Dziwne strzały i mała sztywność w duro....

Johnyk
Posty: 1960
Rejestracja: 14.10.2006 20:26:56
Kontakt:

Dziwne strzały i mała sztywność w duro....

Post autor: Johnyk »

Siema. Pisze, bo kolega ma taki kłopot z duraczem a ja za h*ja nie umiem mu podołać :? Otóż jak sprawdzam - nie ma luzów na sterówce, ani na goleniach. Ale jak podniesie sie rower do pionu (to by stał tylko na tylnim kole) i zacznie go podrzucać (tak jakby podskakiwał na tylnim kole) to dolne golenie wpadają w dziwne wibracje i zaczynają latać i strzelać. Podobnie gdy ciągnie manuala i naciśnie raptownie tylni hebel - amor opada na ziemie, nic nie tłumiąc i też słychać to dziwne uderzenie. Co może się z tym dziać i jak to naprawić? Rozbierałem gada i wydaje mi się, że szpila (ta od goleni w której nie ma oeju) rusza się za bardzo niż powinna, ale nie wiem czy to jest źródło problemu. Dodam też, że w tłumiku nie ma oleju, a jak się go wleje to wycieka. Kolega jeździ mega lekkie DH i lekki street bez przedniego hebla. Pomocy.
Hajdas
Posty: 1510
Rejestracja: 14.12.2007 18:51:31
Lokalizacja: Kraków
Kontakt:

Post autor: Hajdas »

nowe korki lub cale uszczelki :)
Johnyk
Posty: 1960
Rejestracja: 14.10.2006 20:26:56
Kontakt:

Post autor: Johnyk »

MAGIK_KRK_PL leje sie z dołu, korki ok :]
lloll666
Posty: 1151
Rejestracja: 30.06.2007 23:07:42
Lokalizacja: Łódź
Kontakt:

Post autor: lloll666 »

pewnie uszczelki w tlumiku sa rozdupcone,i dlatego leje sie olej, i pewnie tez dlatego golenie lataja
ashes to ashes...
B.Z.
Posty: 1467
Rejestracja: 21.10.2007 09:24:08
Kontakt:

Post autor: B.Z. »

Zapolujcie w necie na jakieś stare porządne widelce i wywalcie to gówno. Niedawno trafiłem RST Alfalfa za 250 PLN. Praca nie ma nic wspólnego ze znienawidzonymi Gilami i Omegami (fakt, wcześniej miałem Manitou X-vert DC z TPC to pracował lepiej, tylko był dla mnie za delikatny troszkę, no, ale porównując to z Duro to nie ma o czym gadać) a jeśli chodzi o wytrzymałość to można tym drzwi stranować, goleń 35mm, sztywna oś, ślizgi o bardzo duzej powierzchni. Jakieś pół roku temu ktoś sprzedawał Sigmę za 5 stówek, raptem 2 paczki więcej od Duro, a bydlę też konkretne.
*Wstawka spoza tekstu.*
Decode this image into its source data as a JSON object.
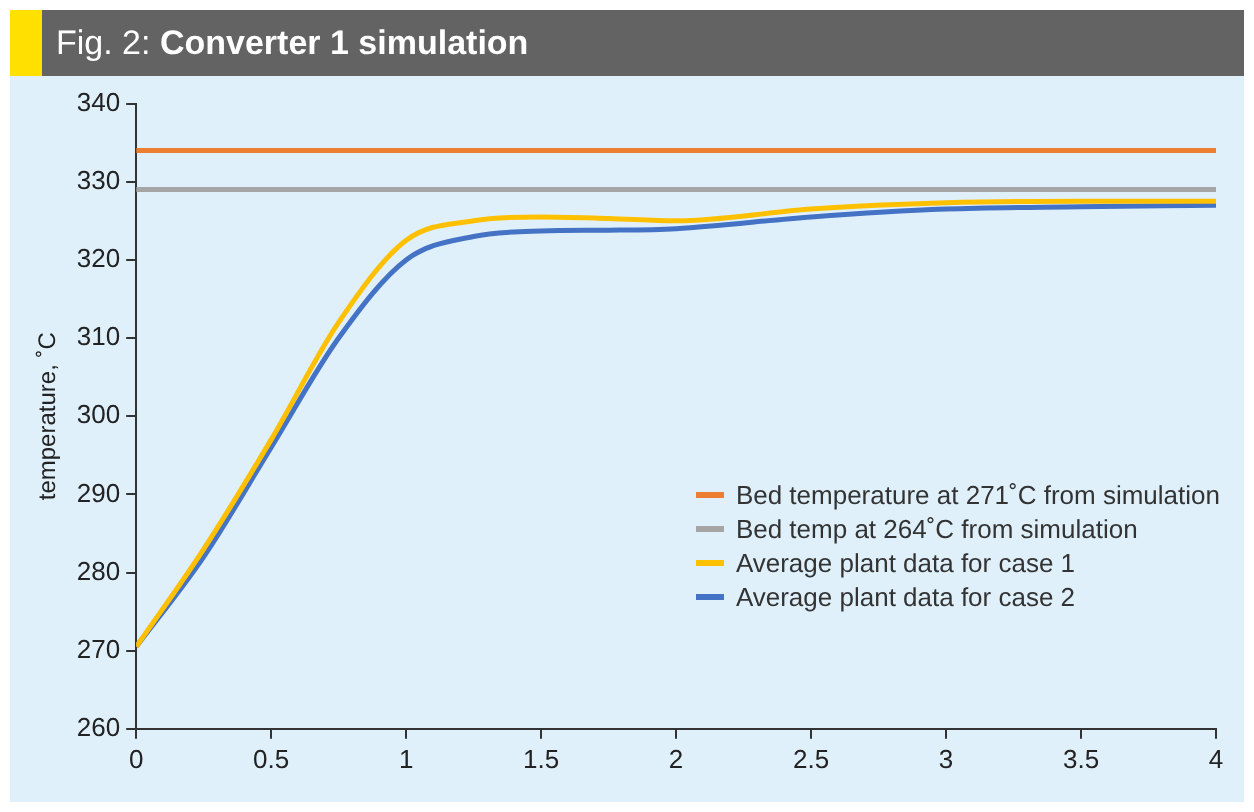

Takie rzeczy trudno jest trafić, ale raz na jakiś czas trafiają się Omegi, nawet te z tłumieniem powietrznym pracuja nieźle i są bardzo wytrzymałe, nie tak jak Sigma czy Alfalfa, ale znów jak by to porównać do Durexa to nie ma o czym gadać. Kupujcie takie rzeczy jak nie macie zbyt dużo kasy, nie będzie się to błyszczeć nowym czarnym lakierem i do tego będzie miało obciachowe harmonijki na goleniach (moim zdaniem najlepsze z możliwych zabezpieczeń przed kurzem i piachem) ale nie będziecie mieli więcej tak prozaicznych problemów.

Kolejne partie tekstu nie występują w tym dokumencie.